Face to face with hope
Then I met a group of people who are responding to the suffering that surrounds them. Instead of dismissively shrugging their shoulders, they are getting on with what they can do – and as a Kiwi, I could get that. In spite of the vast ocean of need all around, in spite of the looming ISIS forces just kilometres away, in spite of the daily reality of death and destruction on their border, they have taken a stance of serving, loving and helping those who are suffering right in front of them, and doing it in the name of Jesus Christ.
Esther*, who heads the group, has a simple and pragmatic stance: “Where there is a need, we will respond.” What I saw as she and a nurse took Sara some milk powder for baby Mohammed, is that one refugee at a time, one tented-family at a time, one child at a time, the practical love of Jesus Christ is being spread: “When you do it to the least of these, you do it to me”. And the people are responding to this love.
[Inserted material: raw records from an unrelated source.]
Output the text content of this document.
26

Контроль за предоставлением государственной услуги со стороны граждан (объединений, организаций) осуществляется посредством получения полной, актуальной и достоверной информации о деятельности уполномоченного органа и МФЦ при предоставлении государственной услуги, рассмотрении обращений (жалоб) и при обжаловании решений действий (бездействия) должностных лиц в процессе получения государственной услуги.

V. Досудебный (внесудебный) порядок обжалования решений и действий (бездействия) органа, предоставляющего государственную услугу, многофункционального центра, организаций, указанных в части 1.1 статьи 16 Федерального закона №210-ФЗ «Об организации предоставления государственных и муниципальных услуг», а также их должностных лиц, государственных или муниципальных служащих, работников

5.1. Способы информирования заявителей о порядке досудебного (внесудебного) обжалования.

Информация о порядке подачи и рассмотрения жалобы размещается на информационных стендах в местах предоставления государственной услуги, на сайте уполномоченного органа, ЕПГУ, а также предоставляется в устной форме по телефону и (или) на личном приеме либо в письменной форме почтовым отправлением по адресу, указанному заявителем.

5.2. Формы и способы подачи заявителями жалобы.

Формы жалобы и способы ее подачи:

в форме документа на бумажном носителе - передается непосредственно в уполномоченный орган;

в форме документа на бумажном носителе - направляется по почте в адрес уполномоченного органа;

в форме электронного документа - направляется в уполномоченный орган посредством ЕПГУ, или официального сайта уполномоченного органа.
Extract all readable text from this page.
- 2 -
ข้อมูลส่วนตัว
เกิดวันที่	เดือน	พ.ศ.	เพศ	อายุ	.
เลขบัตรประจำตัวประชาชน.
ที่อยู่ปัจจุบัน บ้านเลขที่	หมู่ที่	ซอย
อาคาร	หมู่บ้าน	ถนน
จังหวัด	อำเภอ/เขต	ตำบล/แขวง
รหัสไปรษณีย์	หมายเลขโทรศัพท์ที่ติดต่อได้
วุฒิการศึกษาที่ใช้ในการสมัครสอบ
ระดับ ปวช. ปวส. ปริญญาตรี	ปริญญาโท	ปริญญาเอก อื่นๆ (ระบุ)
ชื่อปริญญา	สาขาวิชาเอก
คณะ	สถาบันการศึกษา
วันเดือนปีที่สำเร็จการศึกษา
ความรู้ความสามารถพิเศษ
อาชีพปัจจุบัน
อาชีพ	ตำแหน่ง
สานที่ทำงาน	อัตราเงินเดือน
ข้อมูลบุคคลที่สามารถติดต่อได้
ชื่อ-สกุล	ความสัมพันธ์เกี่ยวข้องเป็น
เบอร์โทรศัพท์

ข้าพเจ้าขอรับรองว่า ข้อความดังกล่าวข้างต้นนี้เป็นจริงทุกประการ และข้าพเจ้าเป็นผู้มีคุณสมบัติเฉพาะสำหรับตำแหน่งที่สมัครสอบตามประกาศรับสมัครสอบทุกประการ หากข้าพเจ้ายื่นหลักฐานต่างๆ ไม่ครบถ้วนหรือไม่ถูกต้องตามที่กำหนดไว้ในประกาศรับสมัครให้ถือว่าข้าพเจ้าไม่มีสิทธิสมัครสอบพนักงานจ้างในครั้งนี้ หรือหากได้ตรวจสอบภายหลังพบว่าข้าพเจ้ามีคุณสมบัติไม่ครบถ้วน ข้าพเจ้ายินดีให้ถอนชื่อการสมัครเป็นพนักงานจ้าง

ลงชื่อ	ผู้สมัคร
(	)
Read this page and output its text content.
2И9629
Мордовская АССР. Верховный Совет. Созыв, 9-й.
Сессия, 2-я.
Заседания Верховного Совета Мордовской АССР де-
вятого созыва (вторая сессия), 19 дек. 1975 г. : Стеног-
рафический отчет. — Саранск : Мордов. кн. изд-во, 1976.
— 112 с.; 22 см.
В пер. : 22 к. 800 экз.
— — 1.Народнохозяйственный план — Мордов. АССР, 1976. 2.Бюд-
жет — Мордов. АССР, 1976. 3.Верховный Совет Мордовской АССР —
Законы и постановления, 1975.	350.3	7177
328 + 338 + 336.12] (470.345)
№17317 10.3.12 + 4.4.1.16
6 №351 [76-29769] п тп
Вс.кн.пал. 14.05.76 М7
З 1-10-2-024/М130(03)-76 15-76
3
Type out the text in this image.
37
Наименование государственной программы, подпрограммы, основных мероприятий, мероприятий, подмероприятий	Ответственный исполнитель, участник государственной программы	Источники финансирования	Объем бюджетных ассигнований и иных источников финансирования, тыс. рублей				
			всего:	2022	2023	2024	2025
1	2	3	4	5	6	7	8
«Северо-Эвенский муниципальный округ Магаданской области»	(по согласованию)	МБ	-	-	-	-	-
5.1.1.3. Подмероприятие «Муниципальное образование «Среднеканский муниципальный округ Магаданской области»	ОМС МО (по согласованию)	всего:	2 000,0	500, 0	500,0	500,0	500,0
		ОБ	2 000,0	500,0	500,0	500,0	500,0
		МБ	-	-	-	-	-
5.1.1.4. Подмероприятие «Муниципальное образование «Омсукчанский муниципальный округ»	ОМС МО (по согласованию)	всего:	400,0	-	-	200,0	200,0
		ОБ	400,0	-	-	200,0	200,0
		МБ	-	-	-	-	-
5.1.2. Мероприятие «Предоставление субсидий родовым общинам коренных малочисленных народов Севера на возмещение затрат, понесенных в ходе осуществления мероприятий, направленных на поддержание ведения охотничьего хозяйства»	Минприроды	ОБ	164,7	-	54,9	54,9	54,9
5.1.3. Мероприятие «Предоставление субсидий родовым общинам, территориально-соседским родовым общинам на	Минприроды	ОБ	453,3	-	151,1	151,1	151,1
Esther’s ministry provides several different and effective services to refugee families, including: new-born and mother care (milk, nappies, medicines, visits and education); teenage and child trauma counselling (many young people have been raped and have witnessed extreme atrocities at close range); schooling and school equipment provision; and winter packs – blankets, clothes, fuel and shoes to get through the winter snowfalls in a tent.
Esther and her co-workers are doing heart-wrenching, amazing work every single day. I like their approach to this tragedy; for me as a Kiwi it has a bit of a ‘no. 8 wire’ feel about it: I can’t solve the big picture problem, but I sure can get stuck in and respond to the need right in front of me. It gives me a way to respond, it gives me realistic hand-holds. I can’t shift my family to Zahle and do tent visits, but I sure can financially support Esther and her team as they do. Together you and I can stand with them and help to supply their needs, as they directly strive to meet the needs of suffering refugee families and children. Join with me as we support this remarkably courageous ministry.